Surrounded by 70 of his friends, family members, donors and supporters, U.S. Sen. Mike Braun kicked off his 2024 gubernatorial bid on Monday at Prime 47 steakhouse in downtown Indianapolis.
Describing himself as “a Main Street businessman who became a politician,” the Jasper native, 68, said his decision not to seek a second term in the Senate is due to a belief that political leaders in Washington, D.C., “aren’t going to be the ones that solve our problems.”
“Indiana should be a national leader for freedom, opportunity and prosperity,” Braun told supporters. “I think Hoosiers are ready for bold leadership to do that.”
Braun said Indiana, which ranks seventh highest in the nation in hospital costs, according to one study, needs to find ways to lower health care costs for Hoosiers, boasting that his own company has been able to keep health care premiums flat for 15 years. He also said the state has failed to address its high infant and maternal mortality rates, which he called “shameful.”
He also advocated for higher pay for Indiana State Police troopers, more workforce development programs and fewer education dollars, noting that Indiana spends more than half of its budget, about $17 billion a year, on K-12 schools, and another 15 percent on postsecondary education.
“We’ve got to do better than that,” Braun said.
Braun filed paperwork on Nov. 30 with the Secretary of State’s Office to form a campaign finance committee to pay for the gubernatorial bid, ending months of speculation.
The founder of a successful national auto parts distribution business, his political career began after he was elected to the Indiana House of Representatives in 2014. He resigned from that seat in 2017 and ran a successful campaign for Senate, ousting incumbent Democrat Joe Donnelly in the 2018 election.
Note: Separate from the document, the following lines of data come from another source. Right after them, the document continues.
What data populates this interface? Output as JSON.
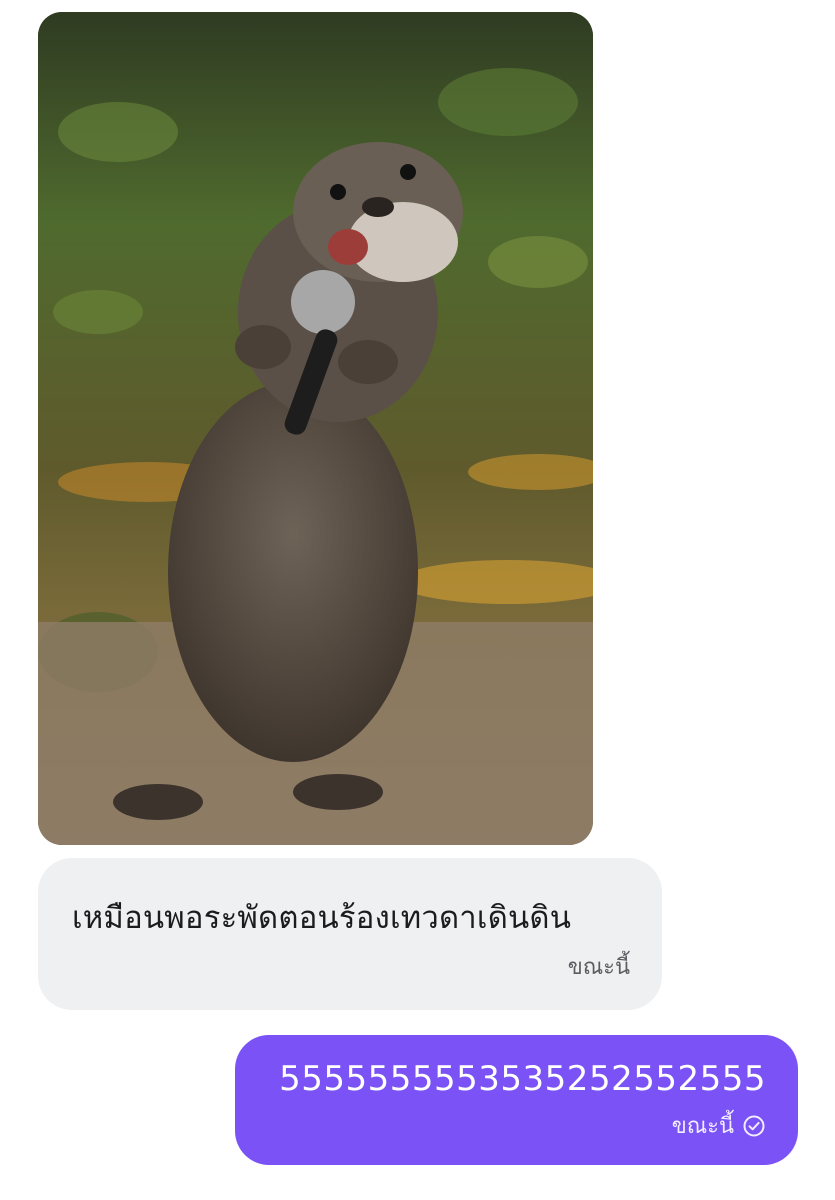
{
  "chat": {
    "image_message": {
      "alt_label": "otter-singing-photo"
    },
    "incoming": {
      "text": "เหมือนพอระพัดตอนร้องเทวดาเดินดิน",
      "time": "ขณะนี้"
    },
    "outgoing": {
      "text": "5555555553535252552555",
      "time": "ขณะนี้",
      "status_icon": "read-check-circle-icon"
    }
  },
  "colors": {
    "incoming_bubble": "#eef0f1",
    "outgoing_bubble": "#7a52f5",
    "outgoing_text": "#ffffff"
  }
}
He had an estimated net worth of $136 million in 2018, according to opensecrets.org.
Braun did not take questions from reporters following his remarks on Monday.
With his announcement, Braun becomes the third Republican to enter the 2024 gubernatorial race. Fort Wayne businessman Eric Doden announced his run last year, and Lt. Gov. Suzanne Crouch formally launched her campaign earlier Monday.